Rosa Parks: A Belated Tribute

The late civil rights icon Rosa Parks was the first woman to lie in state in the U. S. Capitol Rotunda, a tribute usually reserved for presidents, soldiers and politicians.  Both the United States Senate and the House of Representatives voted to honor Parks with this extraordinary national homage.  According to the Architect of the Capitol, the Capitol Rotunda has been used for this honor only 28 times since 1852.  Other Americans so honoured have included Presidents Abraham Lincoln, John F. Kennedy, Dwight Eisenhower, Lyndon Johnson and World War II General Douglas MacArthur.

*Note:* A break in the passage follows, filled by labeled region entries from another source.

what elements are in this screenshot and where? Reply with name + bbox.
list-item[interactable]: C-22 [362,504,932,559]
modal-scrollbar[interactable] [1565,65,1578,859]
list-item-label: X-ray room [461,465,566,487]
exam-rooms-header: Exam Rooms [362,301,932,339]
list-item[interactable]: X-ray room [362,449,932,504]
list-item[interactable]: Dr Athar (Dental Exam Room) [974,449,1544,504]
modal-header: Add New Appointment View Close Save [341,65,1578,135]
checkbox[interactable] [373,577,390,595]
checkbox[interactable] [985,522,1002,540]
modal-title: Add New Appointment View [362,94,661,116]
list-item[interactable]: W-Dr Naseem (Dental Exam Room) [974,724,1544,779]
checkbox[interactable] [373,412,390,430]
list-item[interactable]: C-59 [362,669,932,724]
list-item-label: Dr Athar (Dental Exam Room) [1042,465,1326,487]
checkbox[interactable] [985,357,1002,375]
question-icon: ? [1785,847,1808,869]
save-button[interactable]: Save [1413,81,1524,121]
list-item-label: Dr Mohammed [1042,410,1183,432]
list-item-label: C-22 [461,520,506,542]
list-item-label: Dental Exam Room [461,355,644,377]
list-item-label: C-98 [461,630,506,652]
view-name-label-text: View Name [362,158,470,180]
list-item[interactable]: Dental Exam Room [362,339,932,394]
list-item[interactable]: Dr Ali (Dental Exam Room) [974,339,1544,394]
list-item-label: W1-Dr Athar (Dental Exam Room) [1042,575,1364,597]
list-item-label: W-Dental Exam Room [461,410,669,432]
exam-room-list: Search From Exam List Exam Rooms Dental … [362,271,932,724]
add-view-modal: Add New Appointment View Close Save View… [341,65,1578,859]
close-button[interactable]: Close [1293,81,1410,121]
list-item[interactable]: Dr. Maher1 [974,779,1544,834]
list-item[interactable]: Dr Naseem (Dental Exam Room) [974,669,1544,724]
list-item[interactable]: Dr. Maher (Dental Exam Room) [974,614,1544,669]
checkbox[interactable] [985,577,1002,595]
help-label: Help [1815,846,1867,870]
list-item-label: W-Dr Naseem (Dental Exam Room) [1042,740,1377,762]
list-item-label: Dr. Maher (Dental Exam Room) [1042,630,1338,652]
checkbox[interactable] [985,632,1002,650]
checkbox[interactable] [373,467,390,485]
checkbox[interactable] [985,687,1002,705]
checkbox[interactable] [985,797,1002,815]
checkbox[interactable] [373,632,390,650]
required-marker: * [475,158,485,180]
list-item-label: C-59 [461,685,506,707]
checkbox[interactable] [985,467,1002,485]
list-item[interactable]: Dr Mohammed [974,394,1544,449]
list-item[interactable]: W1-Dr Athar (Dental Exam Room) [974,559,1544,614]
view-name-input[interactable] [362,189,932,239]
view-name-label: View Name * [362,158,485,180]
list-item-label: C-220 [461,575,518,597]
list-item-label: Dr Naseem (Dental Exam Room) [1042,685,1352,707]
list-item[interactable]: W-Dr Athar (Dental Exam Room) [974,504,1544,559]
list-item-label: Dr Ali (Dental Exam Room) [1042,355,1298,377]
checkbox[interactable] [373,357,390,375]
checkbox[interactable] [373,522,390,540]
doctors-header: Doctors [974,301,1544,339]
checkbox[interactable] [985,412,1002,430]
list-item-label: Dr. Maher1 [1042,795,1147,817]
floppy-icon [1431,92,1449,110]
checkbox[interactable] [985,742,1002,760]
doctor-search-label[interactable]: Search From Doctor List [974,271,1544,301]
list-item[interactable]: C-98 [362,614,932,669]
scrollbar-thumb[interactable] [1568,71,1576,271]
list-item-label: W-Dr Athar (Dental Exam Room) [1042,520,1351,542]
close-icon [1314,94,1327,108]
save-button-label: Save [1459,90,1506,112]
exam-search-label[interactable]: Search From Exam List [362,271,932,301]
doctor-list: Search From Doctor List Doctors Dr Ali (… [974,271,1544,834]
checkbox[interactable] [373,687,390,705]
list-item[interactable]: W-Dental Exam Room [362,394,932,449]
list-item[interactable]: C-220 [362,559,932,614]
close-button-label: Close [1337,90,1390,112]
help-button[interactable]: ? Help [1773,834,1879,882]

The movement that Rosa Parks helped launch changed not only our country, but the entire world, as her actions gave hope to every individual fighting for civil and human rights.  We now can honour her in a way deserving of her contributions and legacy,” said Senate Minority Leader Harry Reid, a Nevada Democrat.  Rosa Parks, the African-American woman who helped spark the U. S. civil rights movement when she courageously refused to give her seat on an Alabama bus to a white man 50 years ago, died on Monday at the age of 92.  Shamefully, she died in a state of almost total poverty, with none of the major human rights organizations offering to provide even the smallest amount of financial support to meet her meager, basic living needs in later life.

On December 1, 1955, Parks, a 42-year-old mild-mannered seamstress living in the racially segregated south, boarded a bus in Montgomery, Alabama.  Her refusal to give up her seat to a white man led to a subsequent boycott of the city’s bus system by black residents,which was led by the Reverend Martin Luther King Jr., who became a central figure in the fight for equal rights for blacks during the 1960s.